Two elderly ladies in the space with me saw it all as architecture: temple and arches, balistrades and buildings. Serfas’s own words about the Inland works cited fear and foreboding, venom and poison in the viscosity of the massive works. Our shared dalliances with Prairie Modernism manifested again, as he asserted that he “sources my abstraction from the landscape”, often referencing aerial photography, geomorphology, “multiple layers of complex information” and metaphor that silence or augment or change each other (the prairie notion of the palimpsest rears its head, also). Meanings are more combinatons of layers than one dominating a “lower” one
There are several smaller works that charm, while fracturing the space between painting and sculpture. The smaller pieces are almost all from the Portrait of a Mark series: of this group, Seeing, Inland Yellow and Trench are the best. Trench is within a plain white frame, and pale greens and light blue swell out in a bulge more bodily than painterly, though rough and delicate mark making unites all the works by Serfas, small and large. The bulge is then cut into, with the large “trench”of the title: you see a cross section that has bits of red, and other almost grotesque painted “chunks”and iridiscent nodules that seems like fat or cartilage. It’s like an unruly, seeping organ on a sterile white slab; or the green is minty fresh and inviting, like icing. Perhaps this work is my favourite as I wish to consume it.
Trench hangs on a wall by itself: Seeing and Inland Yellow sit next to each other. The former is based on a scrappy, perhaps degraded series of stripes (red on green, green on red) with a snaked form on top of it. It’s intestinal, and the colours are muddy or dullish. Inland Yellow has a flat, sometimes sagging, sometimes stretched and bubbled “skin” that seems to have tears that expose another linear “post painterly” background (the art historian in me sees this a metaphor for some of my previus points about the history of abstract painting, with the mimesis or mockery of what’s gone before, or what’s “contemporary”).

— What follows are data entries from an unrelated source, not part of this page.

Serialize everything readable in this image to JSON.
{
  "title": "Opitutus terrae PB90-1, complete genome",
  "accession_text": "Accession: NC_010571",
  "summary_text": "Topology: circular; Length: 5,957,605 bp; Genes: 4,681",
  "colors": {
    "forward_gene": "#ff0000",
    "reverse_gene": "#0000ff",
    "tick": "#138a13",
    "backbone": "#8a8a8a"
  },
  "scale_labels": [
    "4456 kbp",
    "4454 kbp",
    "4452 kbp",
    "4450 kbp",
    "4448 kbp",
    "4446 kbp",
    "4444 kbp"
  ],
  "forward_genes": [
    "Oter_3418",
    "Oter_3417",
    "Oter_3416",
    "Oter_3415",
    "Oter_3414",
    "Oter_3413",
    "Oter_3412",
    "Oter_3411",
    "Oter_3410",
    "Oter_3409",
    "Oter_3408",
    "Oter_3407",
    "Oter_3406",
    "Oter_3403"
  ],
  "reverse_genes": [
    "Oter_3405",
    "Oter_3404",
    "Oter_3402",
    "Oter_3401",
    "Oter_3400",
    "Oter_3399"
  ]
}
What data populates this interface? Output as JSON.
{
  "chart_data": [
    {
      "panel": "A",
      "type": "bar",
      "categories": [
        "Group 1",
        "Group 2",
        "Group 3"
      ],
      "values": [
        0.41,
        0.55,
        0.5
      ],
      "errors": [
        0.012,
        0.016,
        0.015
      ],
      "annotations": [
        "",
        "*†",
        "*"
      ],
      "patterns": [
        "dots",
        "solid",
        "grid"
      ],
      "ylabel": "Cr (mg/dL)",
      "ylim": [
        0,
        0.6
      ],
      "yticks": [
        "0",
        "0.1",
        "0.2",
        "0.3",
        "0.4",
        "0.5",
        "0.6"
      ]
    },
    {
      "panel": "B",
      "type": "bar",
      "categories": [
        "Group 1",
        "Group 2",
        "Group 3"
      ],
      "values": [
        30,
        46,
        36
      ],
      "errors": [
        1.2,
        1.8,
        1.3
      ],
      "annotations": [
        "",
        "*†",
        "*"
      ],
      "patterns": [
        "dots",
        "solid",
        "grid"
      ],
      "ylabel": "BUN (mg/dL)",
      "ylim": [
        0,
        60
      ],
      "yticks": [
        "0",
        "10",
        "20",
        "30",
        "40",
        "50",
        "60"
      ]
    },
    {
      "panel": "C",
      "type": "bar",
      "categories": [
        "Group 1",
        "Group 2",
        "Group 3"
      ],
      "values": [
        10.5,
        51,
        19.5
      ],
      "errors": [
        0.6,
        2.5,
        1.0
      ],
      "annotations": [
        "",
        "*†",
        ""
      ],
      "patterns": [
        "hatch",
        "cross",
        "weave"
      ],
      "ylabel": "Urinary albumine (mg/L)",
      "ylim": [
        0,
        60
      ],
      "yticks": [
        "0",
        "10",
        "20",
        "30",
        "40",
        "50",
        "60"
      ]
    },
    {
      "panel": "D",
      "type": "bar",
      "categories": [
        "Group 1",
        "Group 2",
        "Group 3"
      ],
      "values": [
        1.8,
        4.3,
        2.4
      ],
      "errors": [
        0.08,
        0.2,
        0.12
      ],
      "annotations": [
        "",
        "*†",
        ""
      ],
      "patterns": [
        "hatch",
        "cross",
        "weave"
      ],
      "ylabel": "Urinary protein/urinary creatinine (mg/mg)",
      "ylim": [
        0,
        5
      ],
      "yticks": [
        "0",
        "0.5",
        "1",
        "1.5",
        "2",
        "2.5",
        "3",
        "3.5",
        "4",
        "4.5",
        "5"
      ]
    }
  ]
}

Cross No. 2 again offers the “cleanliness” of art history burst and broken by the goey lack of restraint of the last 50 years that some modernist painters would dismiss as degraded (in conversation, Serfas designated some areas of works as more mind than heart, or more thinking than feeling. This is a flexible framework, when seeing clean, hard edged “docks” and “tags” arguing with almost violent and raw detritus of mark making. Some of the colourful gluts bulging forth also have delicate translucent gel threads, like ligaments or tendons. Another smaller work, Key, has its black and white linear background broken repeatedly by unadulterated chunks of colour, but Summ suggests a later stage, and the unruly glutty tumours of paint are like a cancer run amok, serving itself, consuming the work, becoming the work. The works you’ll see in the small alcoves as you leave the gallery, outside the gallery proper, have gluts that are free from the canvas and sit on the ledge.
The installation is evocative: many of these works speak to each other in complimentary or conflicting ways, and you may discover a work in another room that answers back to a previously seen piece, or that furthers the conversation. And that is perhaps the best place to leave Inland: Serfas spoke often of the “pluralism” in his work, the multiplicities of meaning intersecting in the same space. I’ve seen the show three times already and I’ll see it again, and the works that hold me each time are different on each visit.